Public Utilities Commission of Nevada

Commission overview
- Jurisdiction: Nevada
- Headquarters: 1150 E. William Street, Carson City, Nevada 9075 West Diablo Drive, Suite 250, Las Vegas, Nevada
- Employees: 96 (2016-17)
- Annual budget: $14.4 million (2016-17)
- Commission executive: Hayley Williamson, Chairman;
- Website: puc.nv.gov

= Nevada Public Utilities Commission =

U.S. state government agency

The Public Utilities Commission of Nevada supervises and regulates the operation and maintenance of utility services in Nevada. The agency has two headquarters, one in Carson City and one in Las Vegas.

==History==
The Railroad Commission of Nevada was established in 1907. The Public Service Commission of Nevada was formed in 1911, sharing the same commissioners, personnel, and offices of the Railroad Commission. In 1919, the responsibilities of the two bodies were consolidated under a new Public Service Commission.
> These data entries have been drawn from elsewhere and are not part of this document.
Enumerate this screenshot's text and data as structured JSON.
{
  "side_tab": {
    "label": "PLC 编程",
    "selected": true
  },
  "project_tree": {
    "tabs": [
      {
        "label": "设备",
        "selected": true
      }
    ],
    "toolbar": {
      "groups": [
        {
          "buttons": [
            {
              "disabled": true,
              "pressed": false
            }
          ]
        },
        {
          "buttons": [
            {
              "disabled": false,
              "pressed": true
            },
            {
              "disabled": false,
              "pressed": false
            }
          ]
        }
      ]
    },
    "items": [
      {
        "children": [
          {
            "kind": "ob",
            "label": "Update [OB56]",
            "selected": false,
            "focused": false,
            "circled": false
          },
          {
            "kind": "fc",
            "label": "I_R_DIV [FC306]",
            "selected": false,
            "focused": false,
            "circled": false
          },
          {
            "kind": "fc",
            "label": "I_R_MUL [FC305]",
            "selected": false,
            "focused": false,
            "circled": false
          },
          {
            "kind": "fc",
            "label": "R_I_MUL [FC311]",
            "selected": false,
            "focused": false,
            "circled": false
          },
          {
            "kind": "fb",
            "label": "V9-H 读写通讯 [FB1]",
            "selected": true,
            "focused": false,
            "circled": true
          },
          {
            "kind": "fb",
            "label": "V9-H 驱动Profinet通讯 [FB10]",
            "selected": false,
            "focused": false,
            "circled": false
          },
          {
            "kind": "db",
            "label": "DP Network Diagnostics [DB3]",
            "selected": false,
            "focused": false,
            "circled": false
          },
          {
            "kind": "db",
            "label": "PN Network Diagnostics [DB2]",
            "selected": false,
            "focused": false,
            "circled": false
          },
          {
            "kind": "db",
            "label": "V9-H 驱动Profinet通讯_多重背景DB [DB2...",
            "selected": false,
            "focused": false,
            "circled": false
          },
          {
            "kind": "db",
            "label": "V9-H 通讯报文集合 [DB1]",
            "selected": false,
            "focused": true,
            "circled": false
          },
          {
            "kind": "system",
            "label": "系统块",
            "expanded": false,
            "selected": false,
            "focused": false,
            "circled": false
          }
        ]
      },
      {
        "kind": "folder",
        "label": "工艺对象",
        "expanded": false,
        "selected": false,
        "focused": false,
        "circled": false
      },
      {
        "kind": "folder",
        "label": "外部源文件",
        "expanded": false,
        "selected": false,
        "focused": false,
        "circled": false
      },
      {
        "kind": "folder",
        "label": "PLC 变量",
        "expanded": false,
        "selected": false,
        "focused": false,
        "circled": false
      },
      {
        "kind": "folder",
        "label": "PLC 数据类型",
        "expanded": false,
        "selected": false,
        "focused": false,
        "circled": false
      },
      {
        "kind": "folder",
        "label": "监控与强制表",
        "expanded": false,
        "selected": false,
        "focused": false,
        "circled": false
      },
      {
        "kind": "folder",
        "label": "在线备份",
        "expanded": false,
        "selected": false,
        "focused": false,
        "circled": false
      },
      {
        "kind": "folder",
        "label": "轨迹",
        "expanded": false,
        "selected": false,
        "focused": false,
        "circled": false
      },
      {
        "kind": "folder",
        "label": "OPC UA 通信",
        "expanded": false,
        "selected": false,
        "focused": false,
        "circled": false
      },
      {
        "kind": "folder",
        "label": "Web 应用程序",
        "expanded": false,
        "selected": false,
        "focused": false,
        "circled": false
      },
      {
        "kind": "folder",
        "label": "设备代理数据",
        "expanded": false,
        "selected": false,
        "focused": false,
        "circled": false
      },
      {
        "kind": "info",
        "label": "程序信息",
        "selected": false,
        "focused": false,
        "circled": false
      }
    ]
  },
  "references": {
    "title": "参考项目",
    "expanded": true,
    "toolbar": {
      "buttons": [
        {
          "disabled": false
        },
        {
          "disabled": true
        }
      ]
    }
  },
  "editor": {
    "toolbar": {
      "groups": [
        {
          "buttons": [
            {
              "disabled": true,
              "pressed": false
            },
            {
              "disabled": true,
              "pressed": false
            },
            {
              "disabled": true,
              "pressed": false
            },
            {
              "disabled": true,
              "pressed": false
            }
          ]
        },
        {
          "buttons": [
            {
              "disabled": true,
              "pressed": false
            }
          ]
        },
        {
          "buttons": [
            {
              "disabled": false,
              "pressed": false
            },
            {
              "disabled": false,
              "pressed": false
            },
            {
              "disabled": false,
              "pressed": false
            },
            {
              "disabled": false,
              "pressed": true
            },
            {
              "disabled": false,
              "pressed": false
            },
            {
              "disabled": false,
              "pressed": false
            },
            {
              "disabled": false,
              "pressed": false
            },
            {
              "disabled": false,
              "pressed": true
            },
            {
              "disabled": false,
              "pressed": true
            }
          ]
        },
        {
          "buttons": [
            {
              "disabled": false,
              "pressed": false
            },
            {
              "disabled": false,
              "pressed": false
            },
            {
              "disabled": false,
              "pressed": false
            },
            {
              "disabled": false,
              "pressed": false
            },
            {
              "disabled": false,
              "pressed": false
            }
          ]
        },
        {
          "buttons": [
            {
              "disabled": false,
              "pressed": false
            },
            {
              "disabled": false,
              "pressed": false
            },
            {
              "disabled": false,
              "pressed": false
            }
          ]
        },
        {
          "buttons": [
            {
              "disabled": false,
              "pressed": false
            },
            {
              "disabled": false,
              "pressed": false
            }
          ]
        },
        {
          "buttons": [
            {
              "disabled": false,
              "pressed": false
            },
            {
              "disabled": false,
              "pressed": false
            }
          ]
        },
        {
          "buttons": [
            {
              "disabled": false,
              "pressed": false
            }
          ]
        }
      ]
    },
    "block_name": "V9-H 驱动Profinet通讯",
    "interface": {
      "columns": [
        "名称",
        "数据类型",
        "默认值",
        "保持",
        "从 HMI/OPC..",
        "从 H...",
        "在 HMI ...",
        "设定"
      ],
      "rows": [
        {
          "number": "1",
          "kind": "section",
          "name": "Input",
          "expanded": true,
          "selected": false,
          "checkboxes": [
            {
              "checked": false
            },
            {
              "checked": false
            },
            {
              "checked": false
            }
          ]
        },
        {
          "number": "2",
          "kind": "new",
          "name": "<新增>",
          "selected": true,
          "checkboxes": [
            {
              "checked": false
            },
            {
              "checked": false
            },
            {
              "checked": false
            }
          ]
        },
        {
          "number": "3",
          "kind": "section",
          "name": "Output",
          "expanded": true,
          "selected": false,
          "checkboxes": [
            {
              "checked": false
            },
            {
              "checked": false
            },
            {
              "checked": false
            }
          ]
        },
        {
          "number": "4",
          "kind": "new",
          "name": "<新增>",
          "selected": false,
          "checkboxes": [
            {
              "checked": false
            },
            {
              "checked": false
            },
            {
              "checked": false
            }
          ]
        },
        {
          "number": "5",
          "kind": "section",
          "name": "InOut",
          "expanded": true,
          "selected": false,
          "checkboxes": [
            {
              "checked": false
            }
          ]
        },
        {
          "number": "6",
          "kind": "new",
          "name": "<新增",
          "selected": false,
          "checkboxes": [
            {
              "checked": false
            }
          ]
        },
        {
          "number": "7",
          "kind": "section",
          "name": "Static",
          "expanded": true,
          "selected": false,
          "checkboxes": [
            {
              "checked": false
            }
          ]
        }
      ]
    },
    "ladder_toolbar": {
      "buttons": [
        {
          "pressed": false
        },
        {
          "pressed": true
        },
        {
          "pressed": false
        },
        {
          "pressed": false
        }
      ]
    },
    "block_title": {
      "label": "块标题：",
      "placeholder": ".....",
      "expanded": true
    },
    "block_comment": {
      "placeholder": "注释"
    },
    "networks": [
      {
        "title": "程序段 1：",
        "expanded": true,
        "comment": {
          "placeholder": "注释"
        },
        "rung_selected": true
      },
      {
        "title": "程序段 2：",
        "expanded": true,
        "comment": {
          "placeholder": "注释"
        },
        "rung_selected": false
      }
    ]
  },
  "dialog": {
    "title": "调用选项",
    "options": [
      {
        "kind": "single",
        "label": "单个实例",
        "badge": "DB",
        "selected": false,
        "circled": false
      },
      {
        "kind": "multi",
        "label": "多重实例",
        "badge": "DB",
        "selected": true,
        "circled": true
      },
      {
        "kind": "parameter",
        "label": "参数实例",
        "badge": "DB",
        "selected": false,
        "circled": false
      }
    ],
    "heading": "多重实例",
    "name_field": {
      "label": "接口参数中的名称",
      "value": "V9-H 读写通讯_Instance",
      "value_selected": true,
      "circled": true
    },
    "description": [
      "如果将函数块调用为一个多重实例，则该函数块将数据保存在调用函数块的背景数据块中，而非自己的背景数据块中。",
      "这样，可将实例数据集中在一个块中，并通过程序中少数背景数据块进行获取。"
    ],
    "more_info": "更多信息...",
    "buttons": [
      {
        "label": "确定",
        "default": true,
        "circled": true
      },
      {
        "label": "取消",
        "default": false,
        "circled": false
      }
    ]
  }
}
The commission was renamed as the Public Utilities Commission in 1997, when its duties relating to trucking, taxis, and other transport issues were moved to the newly formed Transportation Services Authority.

== Commissioners ==
The commission is run by three commissioners. As of September 2022, the commissioners are:
- Hayley Williamson (Chairman)
- C.J. Manthe
- Tammy Cordova
Cordova is the newest member of the commission.

According to Utility Dive, the commission has “a full slate of commissioners, and none of them were involved in the contentious net metering debate two years ago.”